Elektro-Auto: Da macht auch das Tanken Spaß

Getestet

DORSTEN "Hmm, lecker!" Christian Stürmer schnuppert und verzieht ironisch das Gesicht. Die Abgase des knatternden Trabbis vor ihm stinken zum Himmel. Kein Auto für den Dorstener: Er fährt seinen Citroën Saxo mit Elektro-Antrieb gerade zur ersten öffentlichen RWE-Elektrotankstelle in NRW.

von Von Berthold Fehmer

, 10.07.2009, 18:11 Uhr / Lesedauer: 2 min

Die wurde in der vergangenen Woche am ADAC-Servicecenter in Mülheim an der Ruhr eröffnet. Auf dem Weg dorthin erzählt der 36-Jährige von seiner ersten Begegnung mit einem Elektro-Auto. "Das war ein magischer Moment." Für 10 000 Euro kaufte Stürmer sich vor einem Jahr sein jetziges Auto. Ein Gebrauchtfahrzeug. Seitdem ist Stürmer 30 000 Kilometer damit gefahren. Und zahlt pro 100 Kilometer zwei Euro Stromkosten. Dass sein Saxo nur rund 100 Kilometern mit einer Batterieladung schafft, hat Stürmer nicht davon abgehalten, sogar nach Barcelona zu fahren. "Strom gibt´s überall", sagt er. Und findet es dennoch gut, dass RWE ein flächendeckendes Netz von Elektrotankstellen plant.

Ratlosigkeit an der "Tank"-Säule

In Mülheim angekommen, löst sich Stürmers Begeisterung beim Anschließen des Drehstromsteckers an die "Tank-Säule" in Ratlosigkeit auf. Denn der Strom will nicht fließen. Ein Vergleich der Stecker ergibt, dass an der Säule einige Kontakte zusätzlich vorhanden sind, die die Tanksäule für das Fahrzeug freischalten. Stürmers Stecker hat diese Kontakte nicht. Ein Anruf bei RWE und man verspricht, ein passendes Kabel noch im Laufe des Tages vorbei zu bringen.

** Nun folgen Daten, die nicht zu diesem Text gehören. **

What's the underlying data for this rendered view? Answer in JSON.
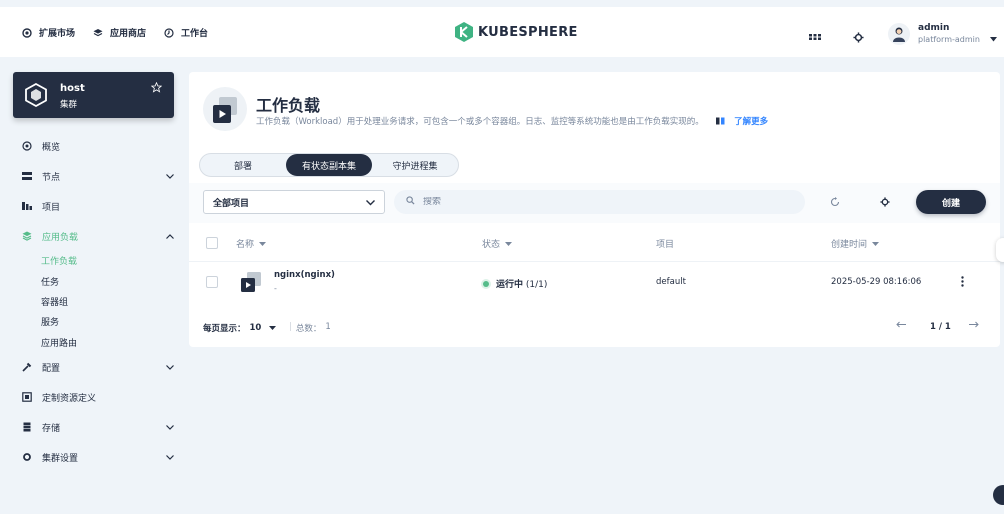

Das dauert Stürmer zu lange. Mit gerade Mal 20 Prozent Batterieladung könnte er aber auch nicht zurück nach Dorsten fahren. Jetzt hilft das Navigationsgerät. Darin sind Auflade-Möglichkeiten in Hülle und Fülle einprogrammiert - unter anderem bei einem Elektrofahrzeug-Besitzer wenige Kilometer entfernt. Hier kann Stürmer die Ladegeräte anschließen. Während der Saxo lädt, trägt Stürmer sich ins Gästebuch des ihm völlig unbekannten Elektro-Verbündeten ein. Und wirft 1,50 Euro in die kleine Gelddose. "Eigentlich habe ich ja nur für einen Euro getankt."Motor ist nicht zu hören

Für die Rückfahrt soll nun der Verfasser dieser Zeilen hinters Steuer. "Jetzt den Schlüssel drehen", fordert Stürmer auf: "Und losfahren!" "Aber der ist doch gar nicht an?" "Doch!" Tatsächlich: Bis auf das Anspringen einer Kühlwasserpumpe hört man wirklich nichts.

Besonders "sportlich", das merkt man bereits nach wenigen Kilometern, fährt sich der Saxo nicht gerade. Kein Wunder bei 30 PS. Auch eine Schaltung gibt es nicht. Um wütenden Hup-Orgien hinter sich zu entgehen, ist der Wagen jedoch schnell genug. Da könnte man glatt vergessen, dass man in einem Elektro-Auto sitzt.Sparsamer Modus auf den letzten Kilometern

Wäre da nicht die Batterieanzeige, die sich auf dem Weg durch Oberhausen, Bottrop und Kirchhellen wieder dramatisch der Null nähert. Doch Stürmer bleibt gelassen. "Da ist noch eine Reserve einkalkuliert." Auf den letzten Kilometern schaltet sich der Elektro-Antrieb in einen sparsameren Modus. Richtig beschleunigen ist jetzt nicht mehr drin.

Zum Aufladen daheim hat Stürmer einen Vertrag mit einem Ökostrom-Anbieter geschlossen. "Konsequent", findet er das. Als "Öko" würde er sich wohl trotzdem nicht bezeichnen. "Ich lasse Leute lieber mit dem Auto Probefahren, als ihnen davon zu erzählen. Ich bin kein Missionar."